The Reality Behind Rising Numbers

This idea of "not raising hands on women" often gets presented as a moral compass in our patriarchal society, used to distribute good character certificates to men. Meanwhile, official data reveals significant progress. According to a Press Information Bureau release on October 13, 2025, India's Female Labour Force Participation Rate (LFPR) has surged from 23.3% in 2017-18 to 41.7% in 2023-24.

The government credits legal safety nets like the Maternity Benefit Act, the Sexual Harassment of Women at Workplace Act, and the Occupational Safety, Health, and Working Conditions Code for this remarkable growth. However, a critical question emerges: Can all women contributing to this increased LFPR actually access these legal protections?
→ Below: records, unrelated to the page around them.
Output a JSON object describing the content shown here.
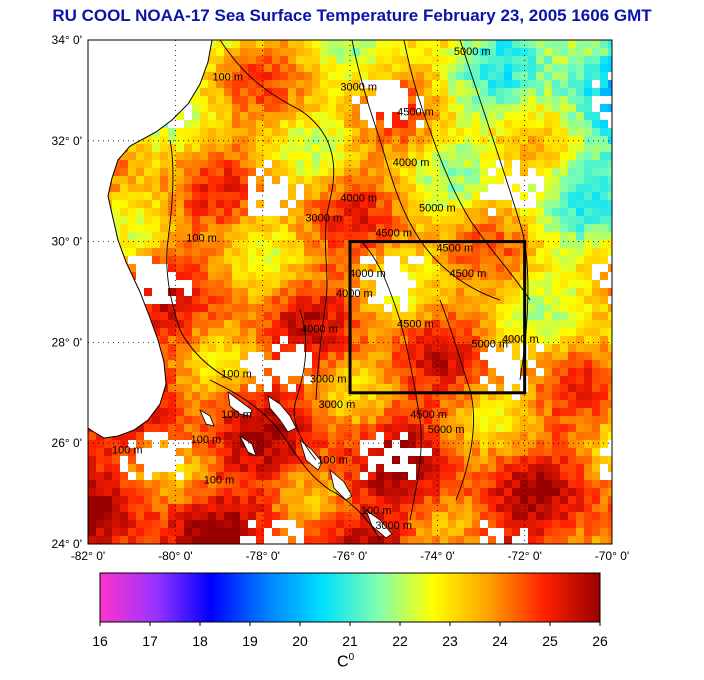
{
  "title": "RU COOL  NOAA-17 Sea Surface Temperature February 23, 2005 1606 GMT",
  "map": {
    "lat_labels": [
      "34° 0'",
      "32° 0'",
      "30° 0'",
      "28° 0'",
      "26° 0'",
      "24° 0'"
    ],
    "lon_labels": [
      "-82° 0'",
      "-80° 0'",
      "-78° 0'",
      "-76° 0'",
      "-74° 0'",
      "-72° 0'",
      "-70° 0'"
    ],
    "lat_range": [
      24,
      34
    ],
    "lon_range": [
      -82,
      -70
    ],
    "grid": "dotted",
    "study_box": {
      "lon": [
        -76,
        -72
      ],
      "lat": [
        27,
        30
      ]
    },
    "contour_labels": [
      {
        "text": "100 m",
        "lon": -78.8,
        "lat": 33.2
      },
      {
        "text": "3000 m",
        "lon": -75.8,
        "lat": 33.0
      },
      {
        "text": "5000 m",
        "lon": -73.2,
        "lat": 33.7
      },
      {
        "text": "4500 m",
        "lon": -74.5,
        "lat": 32.5
      },
      {
        "text": "4000 m",
        "lon": -74.6,
        "lat": 31.5
      },
      {
        "text": "5000 m",
        "lon": -74.0,
        "lat": 30.6
      },
      {
        "text": "3000 m",
        "lon": -76.6,
        "lat": 30.4
      },
      {
        "text": "4000 m",
        "lon": -75.8,
        "lat": 30.8
      },
      {
        "text": "4500 m",
        "lon": -75.0,
        "lat": 30.1
      },
      {
        "text": "4500 m",
        "lon": -73.6,
        "lat": 29.8
      },
      {
        "text": "100 m",
        "lon": -79.4,
        "lat": 30.0
      },
      {
        "text": "4000 m",
        "lon": -75.6,
        "lat": 29.3
      },
      {
        "text": "4000 m",
        "lon": -75.9,
        "lat": 28.9
      },
      {
        "text": "4500 m",
        "lon": -74.5,
        "lat": 28.3
      },
      {
        "text": "4500 m",
        "lon": -73.3,
        "lat": 29.3
      },
      {
        "text": "5000 m",
        "lon": -72.8,
        "lat": 27.9
      },
      {
        "text": "4000 m",
        "lon": -72.1,
        "lat": 28.0
      },
      {
        "text": "100 m",
        "lon": -78.6,
        "lat": 27.3
      },
      {
        "text": "100 m",
        "lon": -78.6,
        "lat": 26.5
      },
      {
        "text": "100 m",
        "lon": -79.3,
        "lat": 26.0
      },
      {
        "text": "100 m",
        "lon": -81.1,
        "lat": 25.8
      },
      {
        "text": "100 m",
        "lon": -79.0,
        "lat": 25.2
      },
      {
        "text": "3000 m",
        "lon": -76.5,
        "lat": 27.2
      },
      {
        "text": "4000 m",
        "lon": -76.7,
        "lat": 28.2
      },
      {
        "text": "3000 m",
        "lon": -76.3,
        "lat": 26.7
      },
      {
        "text": "4500 m",
        "lon": -74.2,
        "lat": 26.5
      },
      {
        "text": "5000 m",
        "lon": -73.8,
        "lat": 26.2
      },
      {
        "text": "100 m",
        "lon": -76.4,
        "lat": 25.6
      },
      {
        "text": "100 m",
        "lon": -75.4,
        "lat": 24.6
      },
      {
        "text": "3000 m",
        "lon": -75.0,
        "lat": 24.3
      }
    ]
  },
  "colorbar": {
    "min": 16,
    "max": 26,
    "tick_labels": [
      "16",
      "17",
      "18",
      "19",
      "20",
      "21",
      "22",
      "23",
      "24",
      "25",
      "26"
    ],
    "unit": "C",
    "unit_sup": "0",
    "stops": [
      "#ff33cc",
      "#9933ff",
      "#0000ff",
      "#0080ff",
      "#00e0ff",
      "#80ffb0",
      "#ffff00",
      "#ffa000",
      "#ff2000",
      "#990000"
    ]
  },
  "colors": {
    "land": "#ffffff",
    "coast": "#000000",
    "box": "#000000",
    "title": "#0a14a8"
  }
}
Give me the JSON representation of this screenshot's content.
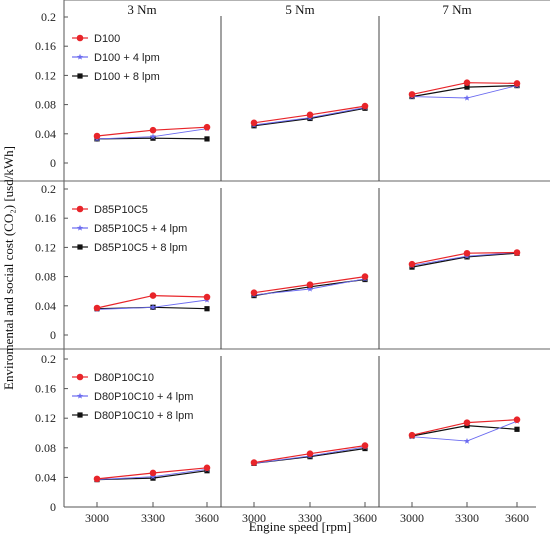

The undeniable reality shows women working across both organized and unorganized sectors approach work differently. For many marginalized communities, work represents survival - putting food on the table and helping families escape precarious living conditions. It's an unavoidable necessity endured without question.

The Silent Kicks in Modern Workplaces

For other women, work embodies aspirations, desires, rebellion, and demands for respect and dignity. They enter workplaces like the unnamed production designer - as collaborators believing their opinions matter in a changing world. Yet they often confront a different reality.

Freddy's physical kick symbolizes the thousands of silent kicks women dodge or absorb daily in their professional lives. Even with legal protections and evolved vocabulary to describe harassment and discrimination, they frequently face dismissal under the rotting moral notion that a society claiming to "respect women" can do them no wrong.

Examples abound: the Kolkata professor losing her job over personal pictures, the unspoken maternity penalty, and meeting rooms functioning as old boys' clubs. Combined with "new boys" overlooking male privilege and some women promoting the "lean-in" mantra, this constitutes most workplaces' reality.

Women routinely face intrusive questions about life decisions - marriage, children, their demeanor - while expected to normalize interrupting female colleagues or thoughtless demeaning acts stemming from male privilege. They juggle gender roles and careers while being judged or sidelined, with gender-affirmative procedures often mocked and support systems made deliberately difficult to access.

As a society, we react strongly to visible violence like Freddy's kick but largely ignore silent violations disguised as "organisational needs." The morality dividend of recruiting more women cannot cloak the patriarchal microaggressions practiced in countless workplaces. While rising participation numbers deserve celebration, true gender equality remains miles away from achievement.